In the mid-range stand works which once were read and discussed, and now dot the dustbins. Whittaker Chambers’ aptly named Witness tells of a man whose soul was driven by his embrace of communism into the vicious underworld of espionage against his country. It becomes a story of redemption, as he rejects his past infatuation and attempts, at enormous personal cost, to warn his countrymen of the ugly reality facing them.

But who now reads Victor Kravchenko? Peter Deriabin? Jan Valtin? Earl Weinstock?…
The truth is always worth telling, even if it never finds an audience. And there is value in seeking out these lost truths. Otherwise, too many lives, too much heroism ends up down the Memory Hole. (More at [6])

#11 Comment By william over On August 13, 2018 @ 10:04 am

But what to make of the younger generation–now called the iGens–who read no books on or offline, and who know nothing of such delights and grandeurs? Then of course there’s the issue of the lack of imagination that follows.

#12 Comment By mrscracker On August 13, 2018 @ 10:49 am

Charming Billy ,
Thank you for your comments & your dedication.

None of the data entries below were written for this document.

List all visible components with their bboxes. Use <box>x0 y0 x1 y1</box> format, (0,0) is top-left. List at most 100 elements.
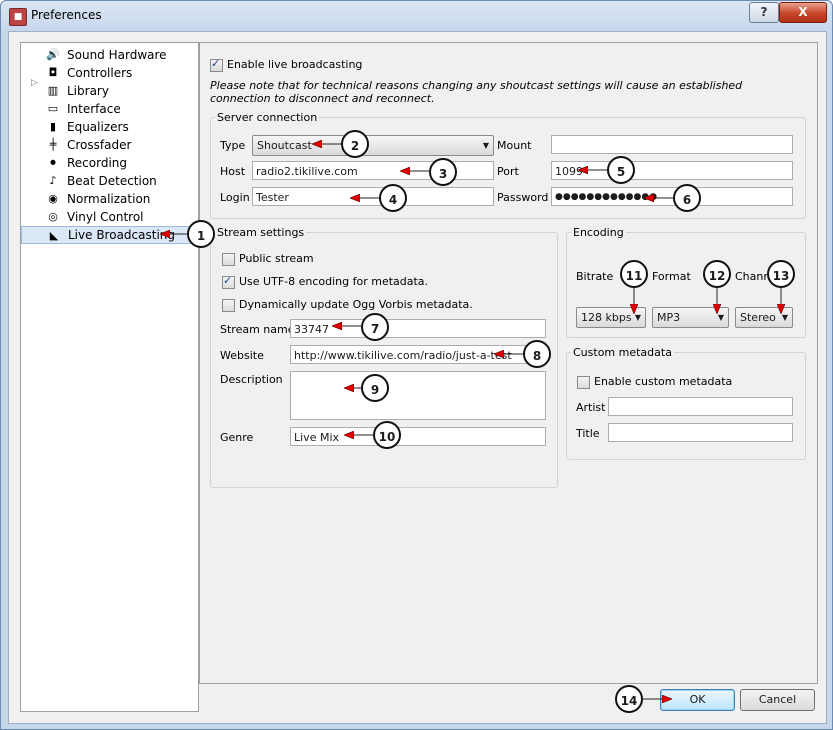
sidebar-item-beat-detection[interactable]: ♪ Beat Detection <box>21 172 157 190</box>
sidebar-item-label: Interface <box>67 102 121 116</box>
callout-10: 10 <box>373 421 401 449</box>
live-broadcasting-panel: Enable live broadcasting Please note tha… <box>199 42 818 684</box>
website-input[interactable]: http://www.tikilive.com/radio/just-a-tes… <box>290 345 546 364</box>
sidebar-item-label: Beat Detection <box>67 174 157 188</box>
sidebar-item-normalization[interactable]: ◉ Normalization <box>21 190 150 208</box>
close-button[interactable]: X <box>779 2 827 23</box>
mount-label: Mount <box>497 139 532 152</box>
host-label: Host <box>220 165 246 178</box>
port-label: Port <box>497 165 519 178</box>
controller-icon: ◘ <box>48 66 58 79</box>
help-button[interactable]: ? <box>749 2 779 23</box>
callout-11: 11 <box>620 260 648 288</box>
artist-input[interactable] <box>608 397 793 416</box>
callout-12: 12 <box>703 260 731 288</box>
login-input[interactable]: Tester <box>252 187 494 206</box>
channels-value: Stereo <box>740 311 776 324</box>
sidebar-item-vinyl-control[interactable]: ◎ Vinyl Control <box>21 208 144 226</box>
ogg-metadata-label: Dynamically update Ogg Vorbis metadata. <box>239 298 473 311</box>
callout-13: 13 <box>767 260 795 288</box>
title-bar[interactable]: ■ Preferences ? X <box>1 1 832 31</box>
sidebar-item-library[interactable]: ▥ Library <box>21 82 109 100</box>
bitrate-label: Bitrate <box>576 270 614 283</box>
recording-icon: ⏺ <box>50 156 56 169</box>
sidebar-item-controllers[interactable]: ◘ Controllers <box>21 64 133 82</box>
callout-7: 7 <box>361 313 389 341</box>
sidebar-item-label: Sound Hardware <box>67 48 167 62</box>
callout-9: 9 <box>361 374 389 402</box>
sidebar-item-label: Live Broadcasting <box>68 228 175 242</box>
utf8-metadata-checkbox[interactable] <box>222 274 235 289</box>
type-select[interactable]: Shoutcast ▼ <box>252 135 494 156</box>
sidebar-item-label: Vinyl Control <box>67 210 144 224</box>
public-stream-checkbox[interactable] <box>222 253 235 266</box>
library-icon: ▥ <box>47 84 59 97</box>
preferences-tree[interactable]: ▷ 🔊 Sound Hardware ◘ Controllers ▥ Library … <box>20 42 199 712</box>
sidebar-item-live-broadcasting[interactable]: ◣ Live Broadcasting <box>21 226 198 244</box>
equalizer-icon: ▮ <box>49 120 57 133</box>
callout-5: 5 <box>607 156 635 184</box>
enable-custom-metadata-checkbox[interactable] <box>577 376 590 389</box>
ok-button[interactable]: OK <box>660 689 735 711</box>
cancel-button[interactable]: Cancel <box>740 689 815 711</box>
channels-select[interactable]: Stereo ▼ <box>735 307 793 328</box>
stream-name-input[interactable]: 33747 <box>290 319 546 338</box>
format-value: MP3 <box>657 311 681 324</box>
shoutcast-note: Please note that for technical reasons c… <box>210 79 743 105</box>
description-label: Description <box>220 373 283 386</box>
password-label: Password <box>497 191 549 204</box>
description-textarea[interactable] <box>290 371 546 420</box>
password-input[interactable]: ●●●●●●●●●●●●● <box>551 187 793 206</box>
title-input[interactable] <box>608 423 793 442</box>
dialog-client: ▷ 🔊 Sound Hardware ◘ Controllers ▥ Library … <box>8 31 827 724</box>
genre-input[interactable]: Live Mix <box>290 427 546 446</box>
callout-14: 14 <box>615 685 643 713</box>
callout-8: 8 <box>523 340 551 368</box>
stream-name-label: Stream name <box>220 323 295 336</box>
callout-6: 6 <box>673 184 701 212</box>
normalization-icon: ◉ <box>48 192 58 205</box>
stream-settings-title: Stream settings <box>215 226 307 239</box>
sidebar-item-label: Normalization <box>67 192 151 206</box>
format-select[interactable]: MP3 ▼ <box>652 307 729 328</box>
type-label: Type <box>220 139 246 152</box>
monitor-icon: ▭ <box>47 102 59 115</box>
sidebar-item-crossfader[interactable]: ╪ Crossfader <box>21 136 132 154</box>
sidebar-item-sound-hardware[interactable]: 🔊 Sound Hardware <box>21 46 167 64</box>
bitrate-select[interactable]: 128 kbps ▼ <box>576 307 646 328</box>
title-label: Title <box>576 427 600 440</box>
ogg-metadata-checkbox[interactable] <box>222 299 235 312</box>
host-input[interactable]: radio2.tikilive.com <box>252 161 494 180</box>
vinyl-icon: ◎ <box>48 210 58 223</box>
chevron-down-icon: ▼ <box>634 313 641 322</box>
window-title: Preferences <box>31 8 102 22</box>
crossfader-icon: ╪ <box>49 138 57 151</box>
sidebar-item-interface[interactable]: ▭ Interface <box>21 100 121 118</box>
preferences-window: ■ Preferences ? X ▷ 🔊 Sound Hardware ◘ Con… <box>0 0 833 730</box>
callout-1: 1 <box>187 220 215 248</box>
chevron-down-icon: ▼ <box>781 313 788 322</box>
enable-broadcasting-checkbox[interactable] <box>210 57 223 72</box>
port-input[interactable]: 1099 <box>551 161 793 180</box>
enable-custom-metadata-label: Enable custom metadata <box>594 375 733 388</box>
server-connection-title: Server connection <box>215 111 320 124</box>
sidebar-item-recording[interactable]: ⏺ Recording <box>21 154 127 172</box>
utf8-metadata-label: Use UTF-8 encoding for metadata. <box>239 275 429 288</box>
sidebar-item-label: Equalizers <box>67 120 129 134</box>
callout-3: 3 <box>429 158 457 186</box>
satellite-dish-icon: ◣ <box>49 229 59 242</box>
mount-input[interactable] <box>551 135 793 154</box>
format-label: Format <box>652 270 691 283</box>
sidebar-item-equalizers[interactable]: ▮ Equalizers <box>21 118 129 136</box>
genre-label: Genre <box>220 431 254 444</box>
website-label: Website <box>220 349 264 362</box>
sidebar-item-label: Recording <box>67 156 128 170</box>
encoding-title: Encoding <box>571 226 626 239</box>
artist-label: Artist <box>576 401 606 414</box>
app-icon: ■ <box>9 8 27 26</box>
sidebar-item-label: Crossfader <box>67 138 132 152</box>
callout-4: 4 <box>379 184 407 212</box>
speaker-icon: 🔊 <box>46 48 60 61</box>
login-label: Login <box>220 191 250 204</box>
enable-broadcasting-label: Enable live broadcasting <box>227 58 363 71</box>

#13 Comment By Mark Kennedy On August 13, 2018 @ 10:18 pm

I don’t know how extensive Charming Billy’s experience as a librarian is, but as someone who was a reference librarian and book selector for twenty-five years I can assure readers here that my colleagues were definitely aware of Edmund Burke and his conservative legacy. If a ‘typical’ librarian in 2018 doesn’t know who Russell Kirk was, it’s highly doubtful this has much to do with personal political leanings; the same individual may well not know who Daniel Bell and Lionel Trilling were either. Librarians are ‘left’ in the broad, general sense that public libraries themselves embody Enlightenment ideals on universal public education, the importance of free and equal access to information, etc., rather than counter-Enlightenment reaction to these things. If libraries seem less diligent than they used to be when it comes to preserving cultural history, if their acquisition and weeding decisions are becoming too heavily influenced by circulation statistics, address complaints to those cost-conscious conservatives who are hostile to the notion of tax-supported public service to begin with: their relentless assault on library budgets are a matter of public record.

As for the wisdom of not confining one’s reading to the current publishing year’s offerings, I’m highly sympathetic. My own recommendations, if anyone here wants them, would include Karl Jaspers’ Way to Wisdom (English translation 1954); Irving M. Copi’s Introduction to Logic (1968); Randall Collins’ The Sociology of Philosophies (1998); Margaret S. Archer’s Being Human: the Problem of Agency (2000); Zygmunt Bauman’s The Individualized Society (2001); and Jean-Louis Dessalles’ Why We Talk: the Evolutionary Origins of Language (English translation 2007). If you prefer fiction and live near a large reference library, see if its collection contains any of Oxford University Press’s national literature-themed short story collections published in the 1960s and early 1970s (title search ‘Arabic,’ ‘Czech and Slovak,’ ‘Hungarian,’ ‘Romanian,’ ‘Yugoslav’–these are the ones I know).